Aber mit den Geheimnissen ist es wie mit den Unglücken, und ein Unglück kommt selten allein. So stürmte denn auch hier, bevor ich das erste große Geheimnis richtig begriff, ein zweites auf mich ein. Meine Mutter hatte ja nicht einfach gesagt: ,Du wirst ein Brüderchen oder ein Schwesterchen bekommen.‘ Sie sagte vielmehr: ,Jetzt, wo du doch weißt, daß du ein Brüderchen oder ein Schwesterchen bekommst.‘ Sie glaubte also, ich wisse bereits um das große Geheimnis, und dieser Glaube meiner Mutter erfüllte mich einige Sekunden lang mit ungeheurer Genugtuung, aber gleichzeitig auch mit peinigender Unruhe. Ich kam mir plötzlich wie ein Spaßmacher im Zirkus vor, der unter dem Spielzelt über ein Drahtseil tänzeln sollte, während er doch eigentlich nur zu einer ganz ungefährlichen Hanswursterei in der Manege taugt, denn ich hatte ja, bevor es mir meine Mutter sagte, gar nicht gewußt, daß ich ein Brüderchen oder ein Schwesterchen erwarten durfte.

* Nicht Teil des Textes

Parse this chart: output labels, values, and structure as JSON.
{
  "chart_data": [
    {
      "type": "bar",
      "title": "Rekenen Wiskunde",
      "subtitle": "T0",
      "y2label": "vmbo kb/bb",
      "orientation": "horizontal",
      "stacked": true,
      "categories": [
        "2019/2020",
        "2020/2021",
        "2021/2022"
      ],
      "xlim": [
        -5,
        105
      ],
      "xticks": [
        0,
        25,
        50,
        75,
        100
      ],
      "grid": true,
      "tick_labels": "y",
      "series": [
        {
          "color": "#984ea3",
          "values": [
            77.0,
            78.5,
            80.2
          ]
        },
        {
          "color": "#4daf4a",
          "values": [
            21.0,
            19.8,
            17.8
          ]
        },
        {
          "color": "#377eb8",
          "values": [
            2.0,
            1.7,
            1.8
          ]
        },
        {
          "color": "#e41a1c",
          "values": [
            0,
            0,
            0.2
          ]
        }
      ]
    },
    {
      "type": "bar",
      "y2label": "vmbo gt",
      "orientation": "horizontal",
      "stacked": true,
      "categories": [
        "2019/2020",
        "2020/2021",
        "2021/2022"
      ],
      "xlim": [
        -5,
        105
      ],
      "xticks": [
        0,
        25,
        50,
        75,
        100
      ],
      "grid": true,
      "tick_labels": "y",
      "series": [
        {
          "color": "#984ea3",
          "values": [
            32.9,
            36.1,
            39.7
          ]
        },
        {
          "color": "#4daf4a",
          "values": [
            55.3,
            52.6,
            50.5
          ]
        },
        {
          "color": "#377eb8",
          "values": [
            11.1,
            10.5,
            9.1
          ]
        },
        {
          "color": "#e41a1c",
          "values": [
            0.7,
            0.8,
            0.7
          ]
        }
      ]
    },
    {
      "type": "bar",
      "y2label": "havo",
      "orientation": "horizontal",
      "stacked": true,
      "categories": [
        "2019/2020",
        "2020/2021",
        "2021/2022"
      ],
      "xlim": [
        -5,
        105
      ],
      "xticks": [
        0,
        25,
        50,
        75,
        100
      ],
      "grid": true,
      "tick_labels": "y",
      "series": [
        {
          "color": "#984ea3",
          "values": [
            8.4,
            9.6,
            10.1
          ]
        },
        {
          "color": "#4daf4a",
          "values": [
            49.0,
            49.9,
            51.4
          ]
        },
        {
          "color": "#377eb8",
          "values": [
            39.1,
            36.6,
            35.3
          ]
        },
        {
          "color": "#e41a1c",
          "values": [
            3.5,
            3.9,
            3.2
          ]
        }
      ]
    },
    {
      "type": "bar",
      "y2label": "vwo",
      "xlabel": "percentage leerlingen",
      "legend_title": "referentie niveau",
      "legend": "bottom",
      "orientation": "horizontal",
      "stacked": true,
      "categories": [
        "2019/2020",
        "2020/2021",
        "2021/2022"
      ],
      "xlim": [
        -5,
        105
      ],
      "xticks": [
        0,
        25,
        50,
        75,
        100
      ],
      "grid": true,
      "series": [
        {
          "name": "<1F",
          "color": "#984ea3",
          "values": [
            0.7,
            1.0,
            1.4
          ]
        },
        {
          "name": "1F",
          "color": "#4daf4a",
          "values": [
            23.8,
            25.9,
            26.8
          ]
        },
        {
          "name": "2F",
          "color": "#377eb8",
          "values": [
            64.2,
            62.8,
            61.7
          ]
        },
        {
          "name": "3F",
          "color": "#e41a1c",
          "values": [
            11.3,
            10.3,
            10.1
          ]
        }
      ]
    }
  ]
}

Weil nun aber meine Mutter glaubte, ich wisse, was ich nicht wußte, und weil sie gerade dieser falsche Glaube besonders freute, wagte ich es nicht, ihr meine Unwissenheit zu gestehen und ihren Glauben und ihre Freude zu zerstören. Ich schwieg und beschloß vorerst einfach, mich des mütterlichen Glaubens möglichst bald würdig zu erweisen und das Geheimnis, wie, wann und daß man ein Brüderchen oder ein Schwesterchen bekommen kann, rasch und gründlich zu erforschen. Vorerst hatte mir meine Mutter — allerdings ohne es zu bemerken — bereits einige wichtige Anhaltspunkte geliefert. Sie hatte mir einen Weg gewiesen, den ich beschreiten mußte, falls ich ans Ziel gelangen wollte. Wenn ich nämlich die letzten Worte meiner Mutter genau überdachte — und ich bedachte sie nicht nur fieberhaft schnell, sondern auch fieberhaft genau —, so verhielt es sich mit dem Brüderchen oder Schwesterchen, das ich bekommen sollte, im Grunde genommen gar nicht so geheimnisvoll. Zu einem Brüderchen oder Schwesterchen brauchte es erstens — das stand nun endgültig fest — einen dunklen Wandschrank, zweitens einen Pfarrer, mit dem man darüber sprechen konnte, und drittens ein Plätteisen. Manchmal ging dabei auch eine Puppe kaputt, aber das war, wenn sonst nichts zerbrach, weniger wichtig. Ich brauchte jetzt bloß noch den Zusammenhang herauszufinden, der zwischen dem dunklen Wandschrank, dem Pfarrer, der zerbrochenen Puppe und dem Brüderchen oder Schwesterchen bestand, und das ganze Geheimnis war gelüftet. Im Augenblick sah ich allerdings noch keinen tieferen Zusammenhang zwischen diesen Dingen, aber ich war davon überzeugt, daß mir, mit meinen Beziehungen zu den Sonnenflecken und zusammen mit den Bekannten von der Milchstraße, die Lösung des Rätsels gelingen werde.
Ich wischte mir die Tränen aus dem Gesicht und trat unter die Türe des Glückszimmers.